La diáspora venezolana ha llegado al «paísito». Compartimos retratos migrantes de personas que no sólo buscan un porvenir económico, sino que también se aportan a sí mismas como banderas de la transformación intercultural en Uruguay.
Partir
es siempre partirse en dos
Cristina Peri Rossi
Gabriela
Era 24 de diciembre de 2015 y era también la primera navidad de Gabriela lejos de su tierra natal. Vivía en la calle Canelones esquina Salto en lo que parecía ser otro mundo pero era Montevideo. No previó eso. No tuvo cómo saberlo. Que la manera de vivir la navidad en Uruguay no se parecía en nada a la de Venezuela. En su país era el día más importante de todos. Las familias enteras se reunían desde temprano y preparaban cenas desmedidas. La ciudad se maquillaba toda y en los barrios sonaba música especialmente para la fecha. El contraste con Montevideo la agarró desprevenida. El estómago se le hizo ovillo.

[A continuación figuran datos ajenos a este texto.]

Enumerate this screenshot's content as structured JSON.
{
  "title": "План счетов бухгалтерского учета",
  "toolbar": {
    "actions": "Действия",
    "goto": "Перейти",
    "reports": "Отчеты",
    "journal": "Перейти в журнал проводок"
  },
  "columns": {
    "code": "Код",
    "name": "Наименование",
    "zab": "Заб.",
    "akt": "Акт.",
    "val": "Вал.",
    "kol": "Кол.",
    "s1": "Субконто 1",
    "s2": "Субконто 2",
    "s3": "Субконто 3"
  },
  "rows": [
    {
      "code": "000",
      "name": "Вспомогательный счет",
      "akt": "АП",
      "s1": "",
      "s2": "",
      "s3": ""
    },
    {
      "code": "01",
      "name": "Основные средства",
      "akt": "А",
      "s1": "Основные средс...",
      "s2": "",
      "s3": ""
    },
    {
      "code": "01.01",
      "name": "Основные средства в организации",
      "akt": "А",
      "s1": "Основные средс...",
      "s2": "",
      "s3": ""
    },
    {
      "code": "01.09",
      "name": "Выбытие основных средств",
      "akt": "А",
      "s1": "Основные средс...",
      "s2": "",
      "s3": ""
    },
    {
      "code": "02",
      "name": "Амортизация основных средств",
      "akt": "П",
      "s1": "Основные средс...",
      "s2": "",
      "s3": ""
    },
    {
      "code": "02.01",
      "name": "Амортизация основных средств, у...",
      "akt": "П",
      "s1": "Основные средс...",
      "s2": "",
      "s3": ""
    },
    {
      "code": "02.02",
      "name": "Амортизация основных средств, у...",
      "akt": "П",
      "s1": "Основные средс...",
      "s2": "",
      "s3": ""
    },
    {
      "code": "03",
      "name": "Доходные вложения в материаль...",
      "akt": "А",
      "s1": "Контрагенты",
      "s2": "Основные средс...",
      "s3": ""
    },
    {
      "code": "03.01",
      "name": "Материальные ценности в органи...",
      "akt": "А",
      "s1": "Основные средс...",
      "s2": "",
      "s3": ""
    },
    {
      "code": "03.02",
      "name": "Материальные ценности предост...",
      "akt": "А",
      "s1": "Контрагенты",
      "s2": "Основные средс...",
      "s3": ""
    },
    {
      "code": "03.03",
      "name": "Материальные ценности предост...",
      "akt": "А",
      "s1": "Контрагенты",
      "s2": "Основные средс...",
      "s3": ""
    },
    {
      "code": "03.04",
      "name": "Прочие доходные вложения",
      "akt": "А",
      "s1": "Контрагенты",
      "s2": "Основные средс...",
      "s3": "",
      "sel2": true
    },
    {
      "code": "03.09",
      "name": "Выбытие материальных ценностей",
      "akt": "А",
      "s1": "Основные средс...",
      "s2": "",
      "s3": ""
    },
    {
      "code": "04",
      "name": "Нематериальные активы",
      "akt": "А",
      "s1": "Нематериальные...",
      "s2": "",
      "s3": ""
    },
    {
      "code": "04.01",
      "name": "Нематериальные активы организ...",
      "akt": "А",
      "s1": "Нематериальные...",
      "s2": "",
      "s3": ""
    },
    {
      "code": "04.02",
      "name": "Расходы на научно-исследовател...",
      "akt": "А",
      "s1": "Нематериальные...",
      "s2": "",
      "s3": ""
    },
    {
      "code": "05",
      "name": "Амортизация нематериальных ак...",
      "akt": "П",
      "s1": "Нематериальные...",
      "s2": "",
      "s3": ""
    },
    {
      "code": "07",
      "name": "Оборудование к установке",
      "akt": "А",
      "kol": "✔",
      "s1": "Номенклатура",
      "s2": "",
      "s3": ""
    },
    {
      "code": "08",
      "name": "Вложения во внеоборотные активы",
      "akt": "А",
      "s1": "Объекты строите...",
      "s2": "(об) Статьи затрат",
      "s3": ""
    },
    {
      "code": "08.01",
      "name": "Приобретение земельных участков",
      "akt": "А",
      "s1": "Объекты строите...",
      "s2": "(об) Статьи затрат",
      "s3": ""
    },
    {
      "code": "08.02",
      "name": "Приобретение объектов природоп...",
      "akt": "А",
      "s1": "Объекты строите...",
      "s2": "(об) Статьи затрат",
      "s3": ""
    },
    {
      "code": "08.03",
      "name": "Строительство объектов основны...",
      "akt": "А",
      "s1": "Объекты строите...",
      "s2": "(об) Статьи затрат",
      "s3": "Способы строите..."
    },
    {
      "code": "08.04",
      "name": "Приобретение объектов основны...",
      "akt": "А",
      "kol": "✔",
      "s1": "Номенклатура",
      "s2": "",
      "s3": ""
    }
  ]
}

Esa no fue la primera vez que Gabriela tuvo que acomodar el cuerpo. Antes fue el invierno. El primer invierno en Uruguay. Fue tanto el frío que sintió que le daban puntadas en el cuero cabelludo. Antes o después fueron las arepas. Parecía claro que extrañaría a la familia y a los amigos, pero no sabía que se podía extrañar las arepas.
Las había tenido a mano desde siempre y hacía seis meses que nos las probaba. Esa masa en base a harina de maíz, sal y agua, era mucho más que sus ingredientes. Ahí estaba Venezuela. Estaba su abuela amasando el desayuno. Estaba su identidad. En esa época, Uruguay no comercializaba la harina con la que se hace su masa, así que la compró en una tienda de ropa en la Galería Roxlo a un compatriota suyo que la traía clandestinamente y la vendía oculta bajo prendas de vestir. Luego de comprar la harina a precio de oro (300 pesos uruguayos, casi 8 dólares), llegó a su casa, puso música, bailó, preparó las arepas y supo que estaba siendo feliz.

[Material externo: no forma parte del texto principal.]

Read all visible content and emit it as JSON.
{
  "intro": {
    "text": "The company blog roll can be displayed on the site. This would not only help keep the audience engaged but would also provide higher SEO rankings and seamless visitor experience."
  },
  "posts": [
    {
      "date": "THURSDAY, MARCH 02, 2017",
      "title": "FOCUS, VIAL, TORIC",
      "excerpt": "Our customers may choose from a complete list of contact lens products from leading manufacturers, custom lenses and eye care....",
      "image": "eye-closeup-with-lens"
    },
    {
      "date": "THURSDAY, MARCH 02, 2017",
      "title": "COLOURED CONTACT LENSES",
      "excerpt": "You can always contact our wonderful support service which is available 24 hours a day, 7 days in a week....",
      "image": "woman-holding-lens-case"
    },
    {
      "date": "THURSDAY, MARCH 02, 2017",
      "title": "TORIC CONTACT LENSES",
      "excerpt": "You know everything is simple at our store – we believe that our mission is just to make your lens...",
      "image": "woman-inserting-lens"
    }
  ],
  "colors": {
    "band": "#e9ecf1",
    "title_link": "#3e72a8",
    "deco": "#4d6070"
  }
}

Gabriela (37) voló de Caracas a Montevideo con dos valijas y la esperanza de regresar cada año. Vino con un título de licenciatura que en Uruguay no existía ni existe. Con el Caribe pegado en la piel. Con la familia en la punta de la lengua. Volvió después de siete años y de juntar más de mil dólares que es lo que cuesta un pasaje de Uruguay a Venezuela. Si Gabriela tuviera que describir lo que sintió cuando volvió a su país, no lo podría hacer. No le importaron las playas ni los paisajes. Casi no durmió y pasó 15 días abrazada a su abuela.

María
María Auxiliadora Villalobos Anaya no fue más de Marín. Después de 40 años de matrimonio, de llevar orgullosamente el apellido de su marido en los documentos, tarjetas de crédito y hasta en la visa con la que viajó a Estados Unidos.

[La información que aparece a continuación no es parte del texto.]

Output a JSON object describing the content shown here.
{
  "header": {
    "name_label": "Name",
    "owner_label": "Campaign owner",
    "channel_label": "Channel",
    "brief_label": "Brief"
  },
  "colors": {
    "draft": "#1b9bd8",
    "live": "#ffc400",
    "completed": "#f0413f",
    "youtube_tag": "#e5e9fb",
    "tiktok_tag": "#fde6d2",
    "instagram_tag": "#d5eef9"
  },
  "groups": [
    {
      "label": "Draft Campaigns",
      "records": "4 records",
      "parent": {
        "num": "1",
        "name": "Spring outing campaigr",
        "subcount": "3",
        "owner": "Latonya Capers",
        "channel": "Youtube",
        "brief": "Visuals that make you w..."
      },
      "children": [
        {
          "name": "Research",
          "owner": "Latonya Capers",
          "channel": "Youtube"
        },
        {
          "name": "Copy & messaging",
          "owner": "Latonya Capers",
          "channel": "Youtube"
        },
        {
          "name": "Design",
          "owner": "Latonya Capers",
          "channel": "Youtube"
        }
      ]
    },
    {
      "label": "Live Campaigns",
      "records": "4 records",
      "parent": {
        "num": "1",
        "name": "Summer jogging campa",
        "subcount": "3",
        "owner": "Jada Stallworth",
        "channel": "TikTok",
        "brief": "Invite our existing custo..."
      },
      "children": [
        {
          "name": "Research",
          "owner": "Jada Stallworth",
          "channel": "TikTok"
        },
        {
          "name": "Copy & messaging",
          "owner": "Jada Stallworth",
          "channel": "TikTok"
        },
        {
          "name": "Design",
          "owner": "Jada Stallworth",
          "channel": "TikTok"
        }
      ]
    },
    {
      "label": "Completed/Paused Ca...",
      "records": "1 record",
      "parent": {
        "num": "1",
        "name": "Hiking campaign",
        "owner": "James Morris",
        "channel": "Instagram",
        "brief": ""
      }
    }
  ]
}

En Uruguay no se utiliza el apellido de casada. Cuando me fui a sacar la cédula me dijeron ‘¡cómo es eso, tú tienes que llevar tus apellidos, no el de tu marido!’. En Venezuela sí soy de Marín.
Creció en Maracaibo. En el calor inalterable del trópico. Con padre anestesiólogo y empleada doméstica en su casa. En ese lugar donde la lluvia no estorba, comenzó la universidad. Conoció a su futuro esposo. Se graduó de ingeniera agrónoma. Se rompió su burbuja.
En Venezuela todavía existían los campos petroleros. Nosotros salíamos de colegios privados católicos a las universidades públicas, que eran las mejores. Ahí conocí gente que no estaba conforme con su vida.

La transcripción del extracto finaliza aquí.